2017 Solar Eclipse
Thank you Dr. Nader Abuhassan for providing us with the article below and our thanks also to Rasha Abuhassan for the beautiful pictures that she took and shared with NAAAEA.
Observing the August 21 eclipse from the line of totality from the ground and from space gave us a unique opportunity to perform an experiment that is related to the problem of how clouds affect the amount of the sun's energy that reaches the ground and heats the planet. The proposed goal of this experiment is to test our ability to make 3 dimensional calculations of how sunlight behaves in the atmosphere when obscured by a finite object such as a cloud or the moon.
For a first step, the moon is much simpler to model compared to complex cloud shapes. We had already demonstrated that we could observe an eclipse transiting across the surface of the earth using the EPIC (Earth Polychromatic Imaging Camera) instrument onboard the DSCOVR (Deep Space Climate Observatory) located 1.5 million km from earth. Spacecraft (launched in February 2015).
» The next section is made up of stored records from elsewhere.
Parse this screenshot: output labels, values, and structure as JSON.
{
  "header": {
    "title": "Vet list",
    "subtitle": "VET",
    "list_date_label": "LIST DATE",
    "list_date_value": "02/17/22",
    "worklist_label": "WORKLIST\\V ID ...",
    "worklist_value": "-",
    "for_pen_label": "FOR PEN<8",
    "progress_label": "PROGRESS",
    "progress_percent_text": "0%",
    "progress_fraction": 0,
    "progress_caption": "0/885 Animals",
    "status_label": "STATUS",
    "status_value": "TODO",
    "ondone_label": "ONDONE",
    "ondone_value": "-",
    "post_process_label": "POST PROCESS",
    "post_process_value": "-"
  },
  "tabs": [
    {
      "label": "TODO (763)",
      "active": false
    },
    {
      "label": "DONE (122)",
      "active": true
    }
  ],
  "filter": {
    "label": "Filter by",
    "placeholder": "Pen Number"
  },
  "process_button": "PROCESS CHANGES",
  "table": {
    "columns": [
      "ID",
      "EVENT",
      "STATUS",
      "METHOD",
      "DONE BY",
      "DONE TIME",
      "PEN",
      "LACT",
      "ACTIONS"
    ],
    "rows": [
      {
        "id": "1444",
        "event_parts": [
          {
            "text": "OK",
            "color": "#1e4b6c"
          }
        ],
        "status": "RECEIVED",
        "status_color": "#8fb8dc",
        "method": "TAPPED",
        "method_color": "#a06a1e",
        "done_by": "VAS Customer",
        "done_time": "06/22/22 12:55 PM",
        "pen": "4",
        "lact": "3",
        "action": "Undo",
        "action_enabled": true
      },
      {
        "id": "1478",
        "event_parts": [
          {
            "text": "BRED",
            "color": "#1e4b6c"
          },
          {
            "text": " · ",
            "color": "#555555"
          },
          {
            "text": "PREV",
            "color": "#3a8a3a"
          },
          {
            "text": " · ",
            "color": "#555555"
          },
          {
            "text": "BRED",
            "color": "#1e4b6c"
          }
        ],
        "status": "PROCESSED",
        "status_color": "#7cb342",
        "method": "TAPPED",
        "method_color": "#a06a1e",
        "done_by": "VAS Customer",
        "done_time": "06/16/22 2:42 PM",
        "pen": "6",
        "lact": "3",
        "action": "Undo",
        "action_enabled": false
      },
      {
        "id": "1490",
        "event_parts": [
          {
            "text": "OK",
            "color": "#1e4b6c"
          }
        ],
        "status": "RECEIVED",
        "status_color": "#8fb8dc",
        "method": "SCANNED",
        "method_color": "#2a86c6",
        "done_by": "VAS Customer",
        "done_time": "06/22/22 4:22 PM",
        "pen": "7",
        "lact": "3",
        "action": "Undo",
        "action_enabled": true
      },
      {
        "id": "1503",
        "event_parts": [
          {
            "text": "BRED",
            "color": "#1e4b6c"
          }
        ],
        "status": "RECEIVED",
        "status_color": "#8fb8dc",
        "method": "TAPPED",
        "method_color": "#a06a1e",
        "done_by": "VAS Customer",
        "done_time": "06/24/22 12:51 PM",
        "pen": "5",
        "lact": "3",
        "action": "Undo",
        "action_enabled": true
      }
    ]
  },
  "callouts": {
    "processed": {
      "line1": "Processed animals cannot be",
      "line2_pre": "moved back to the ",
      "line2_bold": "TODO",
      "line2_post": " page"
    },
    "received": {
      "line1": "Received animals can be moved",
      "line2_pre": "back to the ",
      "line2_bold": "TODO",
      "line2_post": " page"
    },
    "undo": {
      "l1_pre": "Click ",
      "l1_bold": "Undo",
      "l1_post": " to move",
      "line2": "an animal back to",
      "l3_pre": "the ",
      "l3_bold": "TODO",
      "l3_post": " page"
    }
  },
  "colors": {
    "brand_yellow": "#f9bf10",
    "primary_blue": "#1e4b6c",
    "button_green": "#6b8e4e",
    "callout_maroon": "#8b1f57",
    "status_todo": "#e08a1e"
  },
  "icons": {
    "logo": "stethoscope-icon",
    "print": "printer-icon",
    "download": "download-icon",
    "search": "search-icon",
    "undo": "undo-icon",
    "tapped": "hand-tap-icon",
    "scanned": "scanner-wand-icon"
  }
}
Knowing that we could successfully observe the eclipse from space, we proposed to setup ground observations in Casper Wyoming and Columbia Missouri, both on the line of totality. The ground observations consisted of two Pandora Spectrometer Instruments, one pointed at the sun and the other pointed straight up at the sky. This gave us a measure of the amount of direct sunlight and the amount of sunlight scattering in the atmosphere. When the ground measurements are combined with the satellite data we have knowledge of how much solar energy reached the ground and how much is reflected back to space during the eclipse. The 3 dimensional radiative transfer calculation will try to match the observations. If successful, the results will be used to improve our capability of modelling clouds and their effect on the earth's energy balance, so important for understanding the problem of climate change. The results are of importance because the ability to better predict climate change also provides the ability to predict changes in agricultural productivity and factors affecting human health.